Vera Monteiro
Professora da FGV Direito SP, presidente do conselho consultivo do Movimento Pessoas à Frente e conselheira do República.org
Em 9 de setembro de 2022 acontecerá o Encontro Luso-Brasileiro de Professores de Direito Administrativo na Faculdade de Direito da Universidade de Coimbra. Organizado por Egon Bockmann Moreira e Pedro Costa Gonçalves, serão três painéis: segurança jurídica em tempos de incerteza; administração pública por contrato no nosso tempo e discricionariedade administrativa (fronteiras entre controle e deferência). São temas clássicos, mas com borogodó. O que eles têm de atrativo não está nos manuais. Está no nosso tempo e na dinâmica dos poderes.
Estarei no painel que tem o contrato como tema central, dialogando com José Vicente Santos de Mendonça e Flávio Amaral Garcia, no lado brasileiro. O time português é formado por Maria João Estorninho, Suzana Tavares da Silva e Licínio Lopes Martins.
Em 1822, há exatos 200 anos, Visconde de Uruguai (1807-1866) concluía seu curso no colégio e se preparava para se matricular na Universidade de Coimbra e de lá sair bacharel. Ele nasceu em Paris, era filho de pai brasileiro, cursou até o quarto ano de Direito em Coimbra e concluiu o curso na Faculdade de Direito de São Paulo. É dele o primeiro livro importante de direito administrativo no Brasil ("Ensaio sobre o Direito Administrativo", 1862).
Além da coincidência do local onde os administrativistas luso-brasileiros se encontrarão, o que nos une ao Visconde do Uruguai é também a oportunidade de pensar um novo projeto para o direito administrativo brasileiro.
O "Ensaio" argumentava que em um país sem tradição como o nosso seria melhor regular tudo, para prevenir abusos. Inspirou-se na França para fazer ecoar entre nós outras tantas ideias, como a de que o direito administrativo é um direito especial. A dicotomia público-privado está em toda a obra do Visconde de Uruguai. Mais tarde, isso influiria na crença de que contratos públicos são uma categoria toda própria, diferentemente de países que não distinguem entre contratos públicos de privados.

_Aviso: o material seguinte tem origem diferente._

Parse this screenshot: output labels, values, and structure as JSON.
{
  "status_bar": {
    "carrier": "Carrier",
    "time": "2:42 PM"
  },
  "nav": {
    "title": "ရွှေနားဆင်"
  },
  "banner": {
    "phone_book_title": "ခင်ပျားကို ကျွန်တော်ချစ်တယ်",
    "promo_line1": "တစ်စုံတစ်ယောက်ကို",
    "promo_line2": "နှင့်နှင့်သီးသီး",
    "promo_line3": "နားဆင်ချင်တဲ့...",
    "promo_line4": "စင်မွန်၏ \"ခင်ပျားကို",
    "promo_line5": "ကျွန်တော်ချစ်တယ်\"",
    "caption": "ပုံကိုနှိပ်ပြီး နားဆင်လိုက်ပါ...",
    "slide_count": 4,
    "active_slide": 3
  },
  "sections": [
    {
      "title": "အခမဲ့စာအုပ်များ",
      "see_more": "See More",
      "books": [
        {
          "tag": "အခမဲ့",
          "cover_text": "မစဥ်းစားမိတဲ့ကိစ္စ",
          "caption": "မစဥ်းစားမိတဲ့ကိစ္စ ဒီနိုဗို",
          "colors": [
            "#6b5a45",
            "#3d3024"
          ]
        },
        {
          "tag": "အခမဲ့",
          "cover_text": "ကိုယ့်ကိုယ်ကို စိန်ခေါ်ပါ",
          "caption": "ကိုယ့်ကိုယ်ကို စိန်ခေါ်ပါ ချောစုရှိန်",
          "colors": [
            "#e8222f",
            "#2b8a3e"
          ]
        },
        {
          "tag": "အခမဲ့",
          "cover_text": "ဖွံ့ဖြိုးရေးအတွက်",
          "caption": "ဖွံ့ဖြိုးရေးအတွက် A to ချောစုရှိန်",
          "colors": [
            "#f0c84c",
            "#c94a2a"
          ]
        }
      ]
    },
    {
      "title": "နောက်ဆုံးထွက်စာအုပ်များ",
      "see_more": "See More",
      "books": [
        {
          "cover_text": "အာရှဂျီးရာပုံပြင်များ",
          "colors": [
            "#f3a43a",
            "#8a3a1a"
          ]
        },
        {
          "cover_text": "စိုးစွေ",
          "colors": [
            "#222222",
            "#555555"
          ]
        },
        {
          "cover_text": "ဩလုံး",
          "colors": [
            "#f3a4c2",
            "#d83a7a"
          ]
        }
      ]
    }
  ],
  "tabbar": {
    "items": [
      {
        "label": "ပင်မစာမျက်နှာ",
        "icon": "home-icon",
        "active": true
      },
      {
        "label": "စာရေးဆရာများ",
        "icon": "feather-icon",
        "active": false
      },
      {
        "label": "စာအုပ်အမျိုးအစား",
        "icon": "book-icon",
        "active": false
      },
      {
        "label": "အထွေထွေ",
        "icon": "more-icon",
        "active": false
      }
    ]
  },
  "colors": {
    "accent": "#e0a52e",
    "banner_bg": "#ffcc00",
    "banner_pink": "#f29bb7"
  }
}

Mas não nos tornamos um estado francês. Aqui vingou um fetiche cego pela ideia de que tudo em matéria de contrato público precisa estar autorizado em lei no seu sentido formal. Houve multiplicação de regras e apego à ideia teórica de que contrato público se opõe ao privado. Contrato de obra, de prestação de serviços e de fornecimento, contrato de eficiência, contratação integrada e semi-integrada, concessão de uso de bens, de serviços públicos, de obras, de serviços econômicos e sociais, encomenda tecnológica, contrato público de solução inovadora e por aí vai. Também há o contrato de autonomia entre entes públicos. E os termos do terceiro setor, que não se dizem contratos, mas muitas vezes se assemelham a eles.
A fragmentação e a inflação legislativa desordenada em matéria de contratos públicos que sobreveio no Brasil é um grave problema. Ela gera disfuncionalidade do controle e problema de operação do sistema. É um modelo que serve mais a interesses, e, talvez, a uma ideologia, do que à formação de um repertório sobre contratos e suas melhores práticas.